S’initier à la dégustation de vin
Nous avions religieusement écouté tous les conseils dispensés dans la fraîcheur des caves et nous nous étions donc équipés comme des pros. En effet, un sommelier digne de ce nom et maniant la comparaison avec brio, nous avait averti que, déguster dans un banal verre à vin c’était comme demander à Zinedine Zidane de faire des jongles avec un ballon de plage gonflé à la bouche !
En bons élèves, admirateurs de la première heure de « Zinedine Zizou » et plus récemment du « digne sommelier », nous avions investi dans une verrerie adaptée.
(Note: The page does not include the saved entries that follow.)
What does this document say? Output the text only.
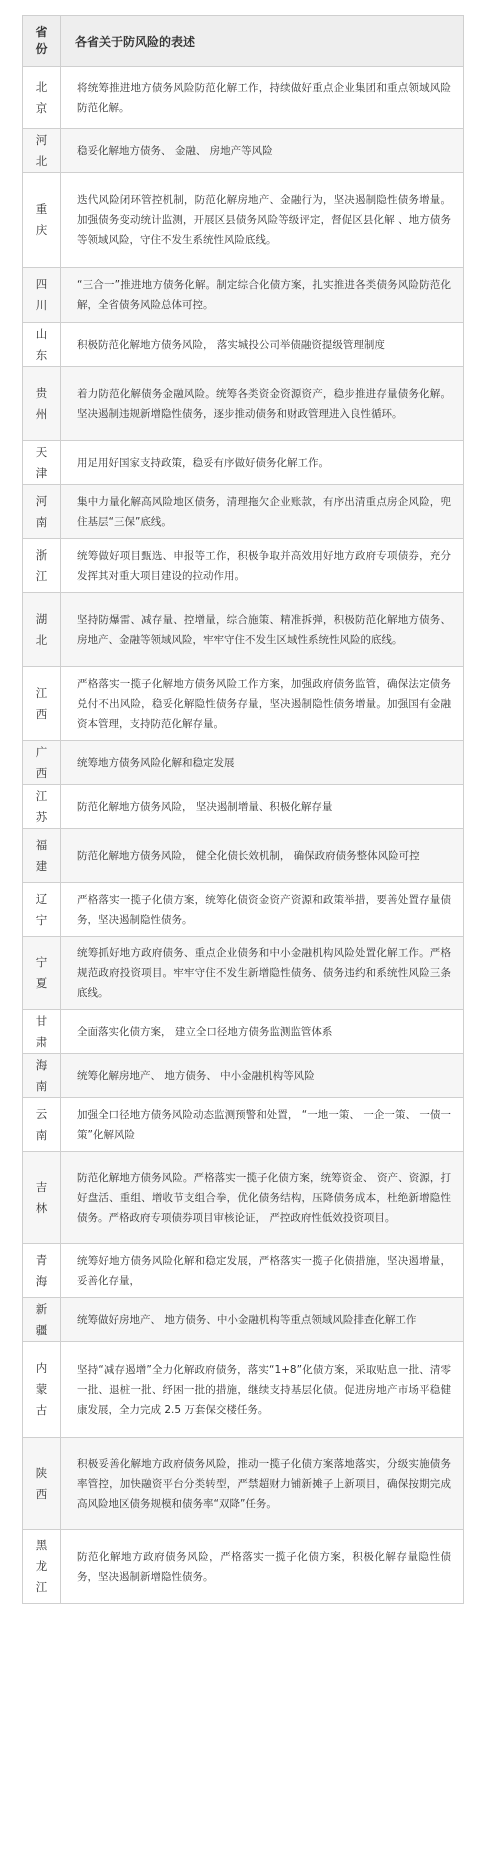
省
份	各省关于防风险的表述

北
京	将统筹推进地方债务风险防范化解工作，持续做好重点企业集团和重点领域风险防范化解。

河
北	稳妥化解地方债务、 金融、 房地产等风险

重
庆	迭代风险闭环管控机制，防范化解房地产、金融行为，坚决遏制隐性债务增量。加强债务变动统计监测，开展区县债务风险等级评定，督促区县化解 、地方债务等领域风险，守住不发生系统性风险底线。

四
川	“三合一”推进地方债务化解。制定综合化债方案，扎实推进各类债务风险防范化解，全省债务风险总体可控。

山
东	积极防范化解地方债务风险， 落实城投公司举债融资提级管理制度

贵
州	着力防范化解债务金融风险。统筹各类资金资源资产，稳步推进存量债务化解。坚决遏制违规新增隐性债务，逐步推动债务和财政管理进入良性循环。

天
津	用足用好国家支持政策，稳妥有序做好债务化解工作。

河
南	集中力量化解高风险地区债务，清理拖欠企业账款，有序出清重点房企风险，兜住基层“三保”底线。

浙
江	统筹做好项目甄选、申报等工作，积极争取并高效用好地方政府专项债券，充分发挥其对重大项目建设的拉动作用。

湖
北	坚持防爆雷、减存量、控增量，综合施策、精准拆弹，积极防范化解地方债务、房地产、金融等领域风险，牢牢守住不发生区域性系统性风险的底线。

江
西	严格落实一揽子化解地方债务风险工作方案，加强政府债务监管，确保法定债务兑付不出风险，稳妥化解隐性债务存量，坚决遏制隐性债务增量。加强国有金融资本管理，支持防范化解存量。

广
西	统筹地方债务风险化解和稳定发展

江
苏	防范化解地方债务风险， 坚决遏制增量、积极化解存量

福
建	防范化解地方债务风险， 健全化债长效机制， 确保政府债务整体风险可控

辽
宁	严格落实一揽子化债方案，统筹化债资金资产资源和政策举措，要善处置存量债务，坚决遏制隐性债务。

宁
夏	统筹抓好地方政府债务、重点企业债务和中小金融机构风险处置化解工作。严格规范政府投资项目。牢牢守住不发生新增隐性债务、债务违约和系统性风险三条底线。

甘
肃	全面落实化债方案， 建立全口径地方债务监测监管体系

海
南	统筹化解房地产、 地方债务、 中小金融机构等风险

云
南	加强全口径地方债务风险动态监测预警和处置， “一地一策、 一企一策、 一债一策”化解风险

吉
林	防范化解地方债务风险。严格落实一揽子化债方案，统筹资金、 资产、资源，打好盘活、重组、增收节支组合拳，优化债务结构，压降债务成本，杜绝新增隐性债务。严格政府专项债券项目审核论证， 严控政府性低效投资项目。

青
海	统筹好地方债务风险化解和稳定发展，严格落实一揽子化债措施，坚决遏增量， 妥善化存量，

新
疆	统筹做好房地产、 地方债务、中小金融机构等重点领域风险排查化解工作

内
蒙
古	坚持“减存遏增”全力化解政府债务，落实“1+8”化债方案，采取贴息一批、清零一批、退桩一批、纾困一批的措施，继续支持基层化债。促进房地产市场平稳健康发展，全力完成 2.5 万套保交楼任务。

陕
西	积极妥善化解地方政府债务风险，推动一揽子化债方案落地落实，分级实施债务率管控，加快融资平台分类转型，严禁超财力铺新摊子上新项目，确保按期完成高风险地区债务规模和债务率“双降”任务。

黑
龙
江	防范化解地方政府债务风险，严格落实一揽子化债方案，积极化解存量隐性债务，坚决遏制新增隐性债务。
Ce qui signifie, des verres à calice large et à cheminée rétrécie. Ils permettent en effet d’aérer le vin et d’avoir une concentration aromatique s’élevant doucement vers les narines. Bref, nous avions acheté 24 verres « Inao ».
24 ?!
Oui, 24 : nous savions la maladresse de certains de nos amis et avions envie de pouvoir mettre devant chacun d’entre eux, plusieurs verres afin de faire les comparaisons en direct.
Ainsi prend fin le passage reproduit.